Replacing failed nodes on Azure installer-provisioned infrastructure

Use this information to replace a failed Azure node on an installer-provisioned infrastructure.

Procedure

  1. Log in to the OpenShift Web Console, and click Compute > Nodes.
  2. Identify the faulty node that you need to replace and click on its Machine Name.
  3. Go to Actions > Edit Annotations and click Add More.
  4. Add machine.openshift.io/exclude-node-draining, and click Save.
  5. Go to Action menu > Delete Machine and click Delete.
    A new machine is automatically created, wait for new machine to start.
    Important: This activity might take at least 5 - 10 minutes or more. Ceph errors generated during this period are temporary and are automatically resolved when you label the new node, and it is functional.
  6. Go to Compute > Nodes and confirm that the new node is in a Ready state.
  7. Apply the Fusion Data Foundation label to the new node using one of the following steps:
    From the user interface
    1. Go to Action Menu > Edit Labels > .
    2. Add cluster.ocs.openshift.io/openshift-storage, and click Save.
    From the command-line interface
    Apply the Fusion Data Foundation label to the new node:, where <new_node_name> specifies the name of the new node.
    oc label node <new_node_name> cluster.ocs.openshift.io/openshift-storage=""
  8. Optional: If the failed Azure instance is not removed automatically, terminate the instance from the Azure console.

What to do next

Verify that the new node and all pods are running.
  1. Verify that the new node is present in the output:
    oc get nodes --show-labels | grep cluster.ocs.openshift.io/openshift-storage= |cut -d' ' -f1
  2. Workloads > Pods and confirm that at least the following pods on the new node are in a Running state:
    • csi-cephfsplugin-*
    • csi-rbdplugin-*
  3. Verify that all the other required Fusion Data Foundation pods are in Running state.
  4. Verify that the new Object Storage Device (OSD) pods are running on the replacement node:
    oc get pods -o wide -n openshift-storage| egrep -i <new_node_name> | egrep osd
  5. If cluster-wide encryption is enabled on the cluster, verify that the new OSD devices are encrypted.

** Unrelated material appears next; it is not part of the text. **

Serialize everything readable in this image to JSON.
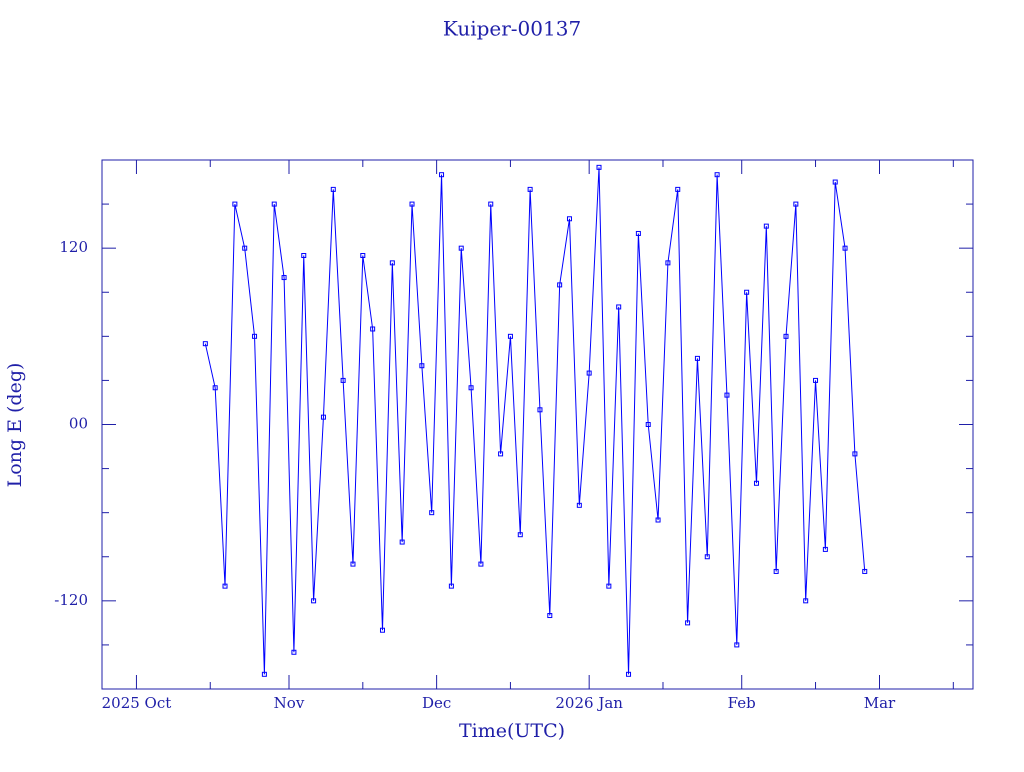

    For each of the new nodes identified in the previous step, do the following:

    1. Create a debug pod and open a chroot environment for the one or more selected hosts:
      oc debug node/<node_name>
      chroot /host
    2. Display the list of available block devices:, using the lsblk command.

      Check for the crypt keyword beside the one or more ocs-deviceset names.

  6. If the verification steps fail, contact IBM Support.